Là, il rencontre Gilberto Gil et se rapproche d’autres tropicalistes, comme Capinam et Caetano Veloso – qui, des années plus tard, dédiera la chanson au père de Torquato. Anacardiercelui qui demande « à quoi sert notre but si nous existons ? », parle du sort du « garçon malheureux » et conclut en disant que « la matière vitale était si mince ».

Également pendant la période bahianaise, Torquato se lie d’amitié avec Glauber Rocha et le journaliste Luiz Carlos Maciel. Avec ce groupe, il descend à Rio et commence à collaborer dans des journaux et des magazines.

Encourageant tout ce qui peut être qualifié de marginal, Torquato – à l’exception d’Última Hora – collaborait presque toujours avec de petits journaux éphémères, comme Présence e Fleur du Mal.

Agitateur, il est également à l’origine des « manifestes tropicalistes », dont le scénario de l’émission télévisée Vie, Passion et Banane du Tropicalismequi devrait être la première dans l’histoire du mouvement, en 1968.
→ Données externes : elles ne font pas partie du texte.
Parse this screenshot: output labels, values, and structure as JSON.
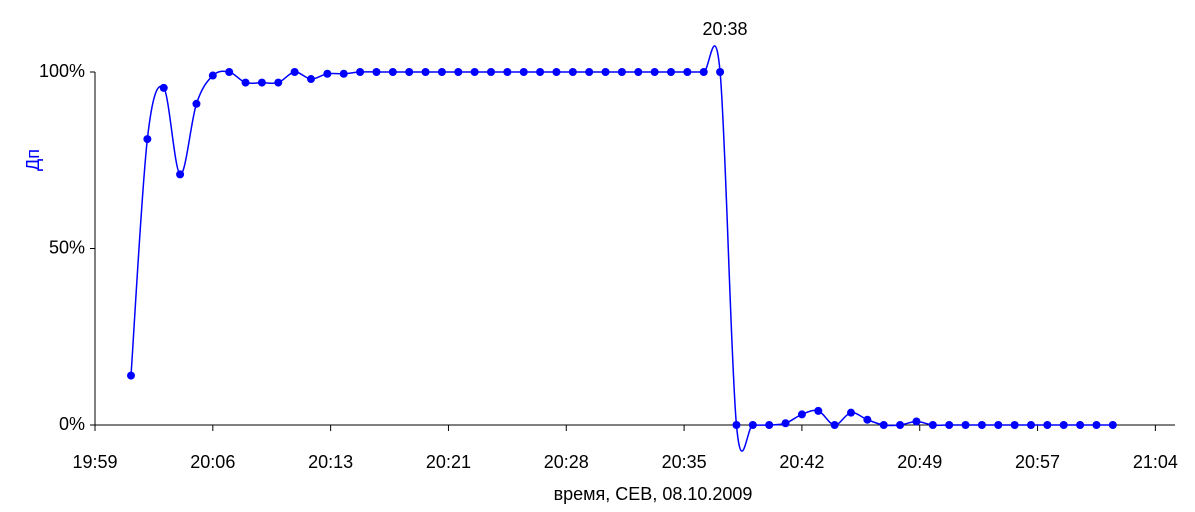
{
  "chart_data": {
    "type": "line",
    "annotation": "20:38",
    "x_label": "время, СЕВ, 08.10.2009",
    "y_label": "Дп",
    "xlim": [
      1198.8,
      1264.8
    ],
    "xticks": [
      {
        "value": 1198.8,
        "label": "19:59"
      },
      {
        "value": 1206.0,
        "label": "20:06"
      },
      {
        "value": 1213.2,
        "label": "20:13"
      },
      {
        "value": 1220.4,
        "label": "20:21"
      },
      {
        "value": 1227.6,
        "label": "20:28"
      },
      {
        "value": 1234.8,
        "label": "20:35"
      },
      {
        "value": 1242.0,
        "label": "20:42"
      },
      {
        "value": 1249.2,
        "label": "20:49"
      },
      {
        "value": 1256.4,
        "label": "20:57"
      },
      {
        "value": 1263.6,
        "label": "21:04"
      }
    ],
    "ylim": [
      0,
      100
    ],
    "yticks": [
      {
        "value": 0,
        "label": "0%"
      },
      {
        "value": 50,
        "label": "50%"
      },
      {
        "value": 100,
        "label": "100%"
      }
    ],
    "grid": false,
    "smooth": true,
    "series": [
      {
        "name": "Дп",
        "color": "#0000ff",
        "x": [
          1201,
          1202,
          1203,
          1204,
          1205,
          1206,
          1207,
          1208,
          1209,
          1210,
          1211,
          1212,
          1213,
          1214,
          1215,
          1216,
          1217,
          1218,
          1219,
          1220,
          1221,
          1222,
          1223,
          1224,
          1225,
          1226,
          1227,
          1228,
          1229,
          1230,
          1231,
          1232,
          1233,
          1234,
          1235,
          1236,
          1237,
          1238,
          1239,
          1240,
          1241,
          1242,
          1243,
          1244,
          1245,
          1246,
          1247,
          1248,
          1249,
          1250,
          1251,
          1252,
          1253,
          1254,
          1255,
          1256,
          1257,
          1258,
          1259,
          1260,
          1261
        ],
        "values": [
          14,
          81,
          95.5,
          71,
          91,
          99,
          100,
          97,
          97,
          97,
          100,
          98,
          99.5,
          99.5,
          100,
          100,
          100,
          100,
          100,
          100,
          100,
          100,
          100,
          100,
          100,
          100,
          100,
          100,
          100,
          100,
          100,
          100,
          100,
          100,
          100,
          100,
          100,
          0,
          0,
          0,
          0.5,
          3,
          4,
          0,
          3.5,
          1.5,
          0,
          0,
          1,
          0,
          0,
          0,
          0,
          0,
          0,
          0,
          0,
          0,
          0,
          0,
          0
        ]
      }
    ]
  }
}
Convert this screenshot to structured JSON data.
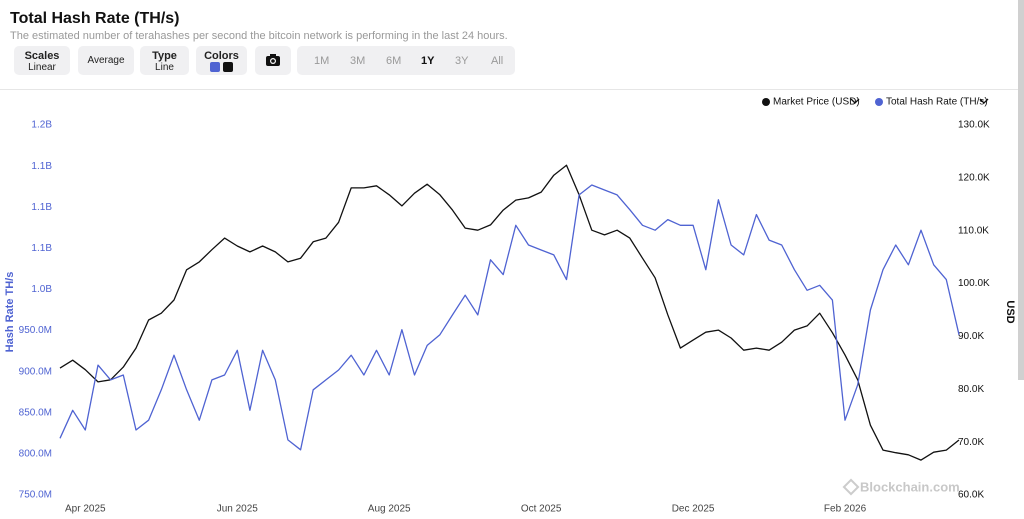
{
  "header": {
    "title": "Total Hash Rate (TH/s)",
    "subtitle": "The estimated number of terahashes per second the bitcoin network is performing in the last 24 hours."
  },
  "controls": {
    "scales": {
      "label": "Scales",
      "value": "Linear"
    },
    "average": "Average",
    "type": {
      "label": "Type",
      "value": "Line"
    },
    "colors": "Colors",
    "ranges": [
      "1M",
      "3M",
      "6M",
      "1Y",
      "3Y",
      "All"
    ],
    "selected_range": "1Y"
  },
  "watermark": "Blockchain.com",
  "chart_data": {
    "type": "line",
    "y_label": "Hash Rate TH/s",
    "y2_label": "USD",
    "categories": [
      null,
      null,
      "Apr 2025",
      null,
      null,
      null,
      null,
      null,
      null,
      null,
      null,
      null,
      null,
      null,
      "Jun 2025",
      null,
      null,
      null,
      null,
      null,
      null,
      null,
      null,
      null,
      null,
      null,
      "Aug 2025",
      null,
      null,
      null,
      null,
      null,
      null,
      null,
      null,
      null,
      null,
      null,
      "Oct 2025",
      null,
      null,
      null,
      null,
      null,
      null,
      null,
      null,
      null,
      null,
      null,
      "Dec 2025",
      null,
      null,
      null,
      null,
      null,
      null,
      null,
      null,
      null,
      null,
      null,
      "Feb 2026",
      null,
      null,
      null,
      null,
      null,
      null,
      null,
      null,
      null
    ],
    "series": [
      {
        "name": "Market Price (USD)",
        "color": "#111111",
        "axis": "y2",
        "values": [
          84000,
          85500,
          83700,
          81400,
          81800,
          84200,
          87800,
          93100,
          94400,
          96900,
          102600,
          104100,
          106400,
          108600,
          107100,
          106000,
          107100,
          106000,
          104100,
          104800,
          107900,
          108600,
          111600,
          118100,
          118100,
          118500,
          116800,
          114700,
          117100,
          118800,
          116800,
          113900,
          110500,
          110100,
          111100,
          113900,
          115800,
          116200,
          117300,
          120500,
          122400,
          116800,
          110100,
          109200,
          110100,
          108600,
          104800,
          101100,
          94100,
          87800,
          89300,
          90800,
          91200,
          89700,
          87400,
          87800,
          87400,
          88900,
          91200,
          92000,
          94400,
          90700,
          86500,
          81800,
          73200,
          68500,
          68000,
          67600,
          66600,
          68100,
          68500,
          70400
        ]
      },
      {
        "name": "Total Hash Rate (TH/s)",
        "color": "#4f63d2",
        "values": [
          819000000,
          853000000,
          829000000,
          908000000,
          890000000,
          896000000,
          829000000,
          841000000,
          878000000,
          920000000,
          878000000,
          841000000,
          890000000,
          896000000,
          926000000,
          853000000,
          926000000,
          890000000,
          817000000,
          805000000,
          878000000,
          890000000,
          902000000,
          920000000,
          896000000,
          926000000,
          896000000,
          951000000,
          896000000,
          932000000,
          945000000,
          969000000,
          993000000,
          969000000,
          1036000000,
          1018000000,
          1078000000,
          1054000000,
          1048000000,
          1042000000,
          1012000000,
          1115000000,
          1127000000,
          1121000000,
          1115000000,
          1097000000,
          1078000000,
          1072000000,
          1085000000,
          1078000000,
          1078000000,
          1024000000,
          1109000000,
          1054000000,
          1042000000,
          1091000000,
          1060000000,
          1054000000,
          1024000000,
          999000000,
          1005000000,
          987000000,
          841000000,
          884000000,
          975000000,
          1024000000,
          1054000000,
          1030000000,
          1072000000,
          1030000000,
          1012000000,
          945000000
        ]
      }
    ],
    "ylim": [
      750000000,
      1200000000
    ],
    "yticks": [
      {
        "value": 750000000,
        "label": "750.0M"
      },
      {
        "value": 800000000,
        "label": "800.0M"
      },
      {
        "value": 850000000,
        "label": "850.0M"
      },
      {
        "value": 900000000,
        "label": "900.0M"
      },
      {
        "value": 950000000,
        "label": "950.0M"
      },
      {
        "value": 1000000000,
        "label": "1.0B"
      },
      {
        "value": 1050000000,
        "label": "1.1B"
      },
      {
        "value": 1100000000,
        "label": "1.1B"
      },
      {
        "value": 1150000000,
        "label": "1.1B"
      },
      {
        "value": 1200000000,
        "label": "1.2B"
      }
    ],
    "y2lim": [
      60000,
      130000
    ],
    "y2ticks": [
      {
        "value": 60000,
        "label": "60.0K"
      },
      {
        "value": 70000,
        "label": "70.0K"
      },
      {
        "value": 80000,
        "label": "80.0K"
      },
      {
        "value": 90000,
        "label": "90.0K"
      },
      {
        "value": 100000,
        "label": "100.0K"
      },
      {
        "value": 110000,
        "label": "110.0K"
      },
      {
        "value": 120000,
        "label": "120.0K"
      },
      {
        "value": 130000,
        "label": "130.0K"
      }
    ],
    "grid": false,
    "legend": "top-right"
  }
}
À partir de ce moment-là, tout a changé – pour le pire.

Lorsque les choses commencèrent à s’alourdir, avec le décret AI-5 en décembre 1968, Torquato se trouvait sur un cargo postal britannique, en route vers Londres.

«Je pars parce que quelque chose va exploser ici», prophétise-t-il à ses amis qui l’emmènent au port. Durant la saison européenne, il partage entre l’Angleterre et la France, mais à son retour au Brésil au début des années 70, il ne se sent pas beaucoup mieux.

Torquato avait rompu avec ses amis tropicalistes, notamment Caetano et Gil, mais aussi avec ceux du cinéma novo. Il a déclaré qu’il se sentait encore plus déprimé et – de sa propre volonté – s’est admis au sanatorium Engenho de Dentro, où il a été traité avec de fortes doses de Mutabon D., un antidépresseur.

Dans l’une de ses dernières chroniques, il a parlé de Luiz Melodia, un artiste émergent à l’époque, et a fait l’éloge de la musique Chiffon humaincelui qui dit : « Je pleure tellement, je le cache et je ne le dis pas/je me transforme en chiffon et j’essaye de me suicider ».

Ces dernières années, les hospitalisations dans les sanatoriums et les problèmes d’alcool ont augmenté, et cela se reflète dans ses chroniques. C’est à Geleia Geral que Torquato, déjà un parolier respecté, a commencé à alimenter la controverse et à provoquer la désaffection – et aussi à s’isoler.

Dans sa dernière chronique, publiée en mars 1972, il faisait une nouvelle fois allusion à sa tendance suicidaire en évoquant le sentiment de mourir seul, « dans le pire état » et « bien détesté ».

Ou, comme je l’avais prévu dans Pour dire au revoir“J’y vais pour ne pas revenir/Et partout où j’irai/Je sais que j’y vais seul.”